Berawal dari keprihatinan tidak adanya Test IELTS (baca: aiel’s) di Kota Pekalongan, Isriani Hardini, berinisiatif menggandeng alumni UKM SPEAC untuk menyelenggarakan Meet Up bagi mahasiswa yang berminat memperdalam keterampilan Bahasa Inggris dan ingin melanjutkan studi di luar negeri.
Lewat jejaring pertemanan Facebook, saya ikut serta diundang oleh salah seorang alumni UKM SPEAC yakni Rizkinanti binti Palal. Meet up permulaan di UPB (Unit Pengembangan Bahasa) ini hanya dihadiri 4 orang termasuk saya, dimulai pada Selasa sore (26/4) pukul 16.15 WIB. Berikut beberapa topik yang menarik saya rangkum.
IELTS
Dini, sapaan akrab Isriani Hardini, kini sedang berusaha menembus studi di Australia. Dalam persyaratan resmi kampus yang sedang ia perjuangkan, salah satu terlampir: wajib menyertakan score IELTS. Dosen yang kesehariannya mengajar mata kuliah Bahasa Indonesia –dalam kasus saya mengampu mata kuliah Penulisan Ilmiah Populer- di STAIN Pekalongan ini awalnya terbetik melanjutkan studi, sebab melihat kawan sejawatnya dan bahkan ada adik kelasnya yang fresh-graduate telah memiliki scoring IELTS dan mampu melenggang dengan mulus studi di luar negeri.
Dalam ranah mahasiswa, kebanyakan penerima beasiswa LPDP dan scholarship lainnya dengan mudah mendapatkan tiket belajar di negara-negara Eropa, Inggris, Australia, New Zealand dan negara persemakmuran Inggris lainnya melalui Sertifikat IELTS yang telah mereka pegang. Sementara itu, kampus lain di Indonesia, seperti UIN Makassar, UIN Sunan Kalijaga Yogyakarta, UIN Walisongo Semarang, UIN Jakarta, UGM yang sudah harum namanya berhasil mengantar anak didiknya menyeberang ke negara lain tersebab dibiasakan untuk mengikuti Test IELTS.
Bahkan di IAIN Jambi, berdasarkan penuturan teman Kiki, begitulah Rizkinanti binti Palal biasa dipanggil, kebijakan terbaru kampus sudah memberikan bimbingan IELTS bagi alumninya setiap Jum’at, tanpa dipungut biaya sepeser pun. Gratis!

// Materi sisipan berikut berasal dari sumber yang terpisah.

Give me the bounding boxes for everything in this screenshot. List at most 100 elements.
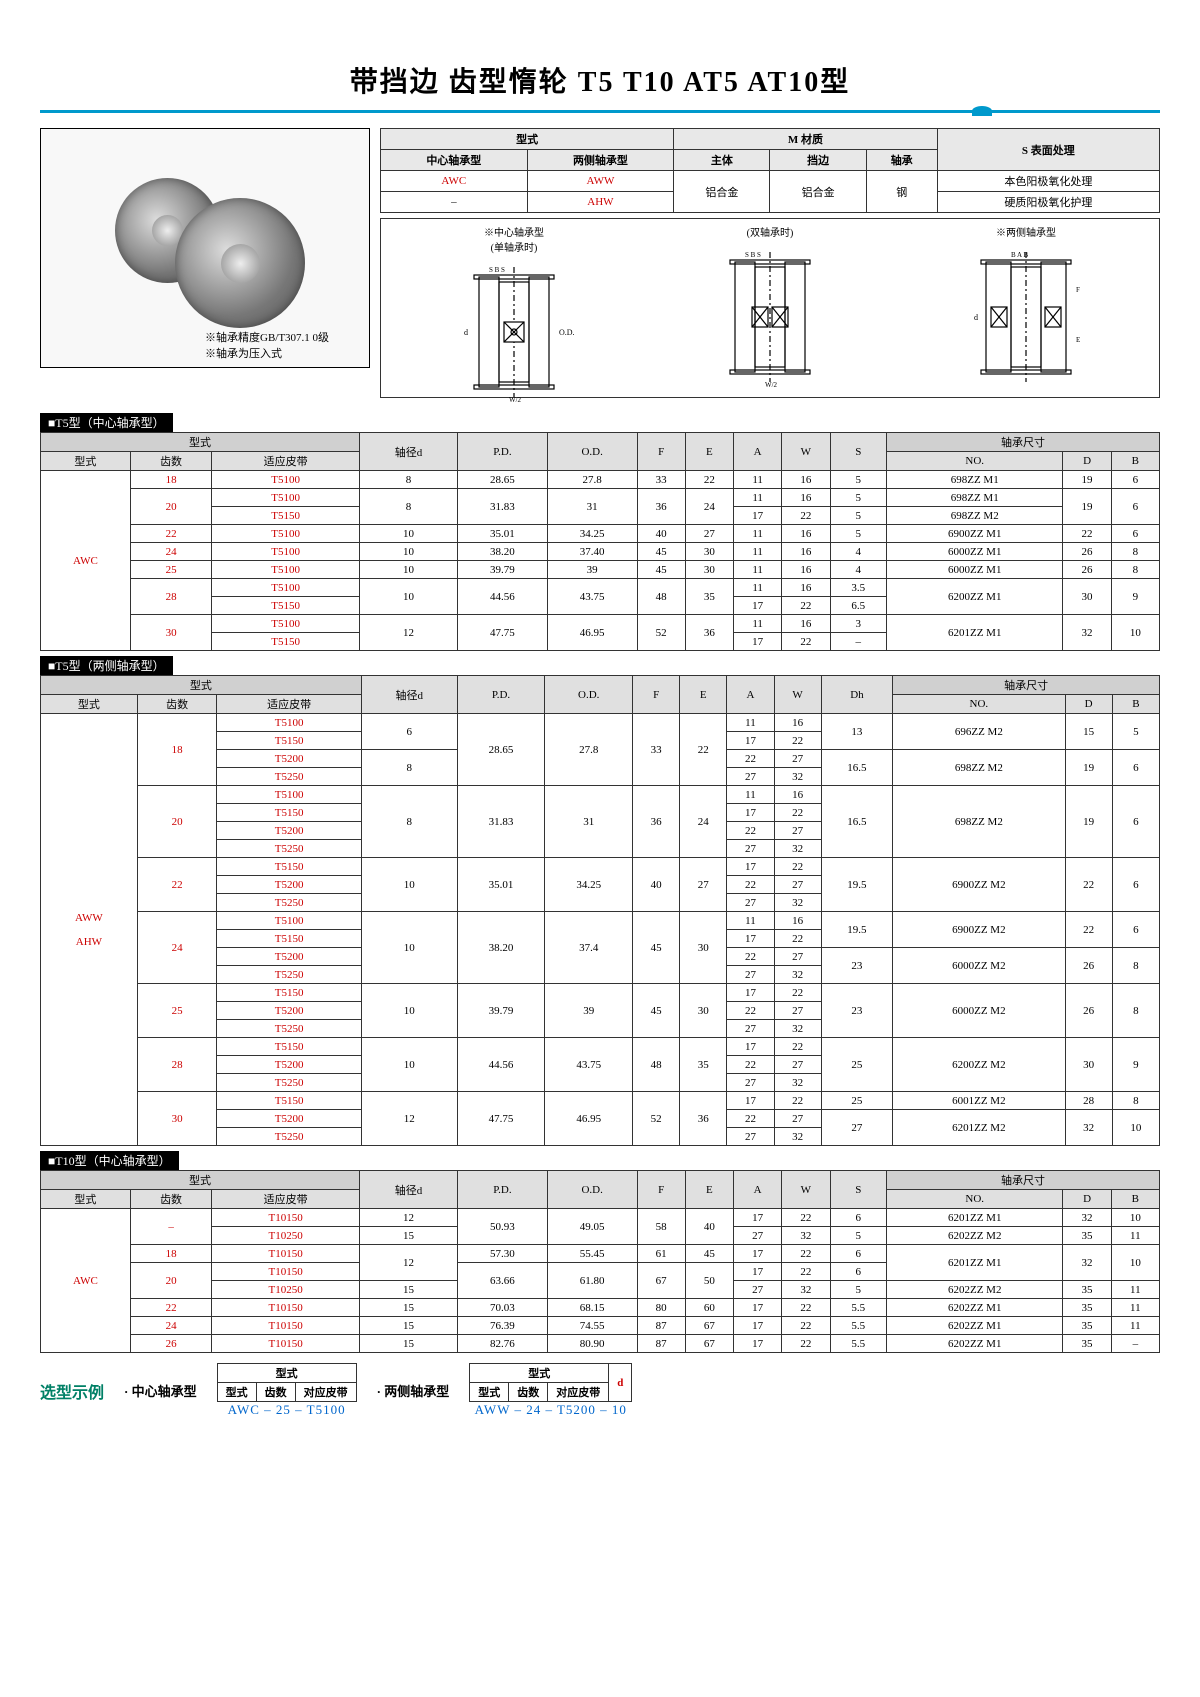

Namun bagi Dini, ia telah merasakan susah payahnya memperoleh hasil optimal IELTS, maka peran kampus mendorong serta menumbuh-kembangkan IELTS di lingkungan pendidikan tidak cukup. Setiap mahasiswa harus mampu self-learn, dengan mandiri mempelajari dan memperdalam ilmu yang ia dapat. Sebab kebanyakan soal IELTS adalah berbentuk isian, maka mau tidak mau, mahasiswa dituntut tekun dan terbiasa mengerjakan soal setiap hari.
“Saya pernah dalam satu hari tidak menjamah soal-soal IELTS, besoknya saya mencoba ternyata menurun hasilnya dibandingkan sebelumnya,” tukas Dini sembari menunjukkan progress prestasi belajarnya dalam tabel harian yang berisi beberapa sesi, mulai dari Reading, Speaking, Writing, dan Listening.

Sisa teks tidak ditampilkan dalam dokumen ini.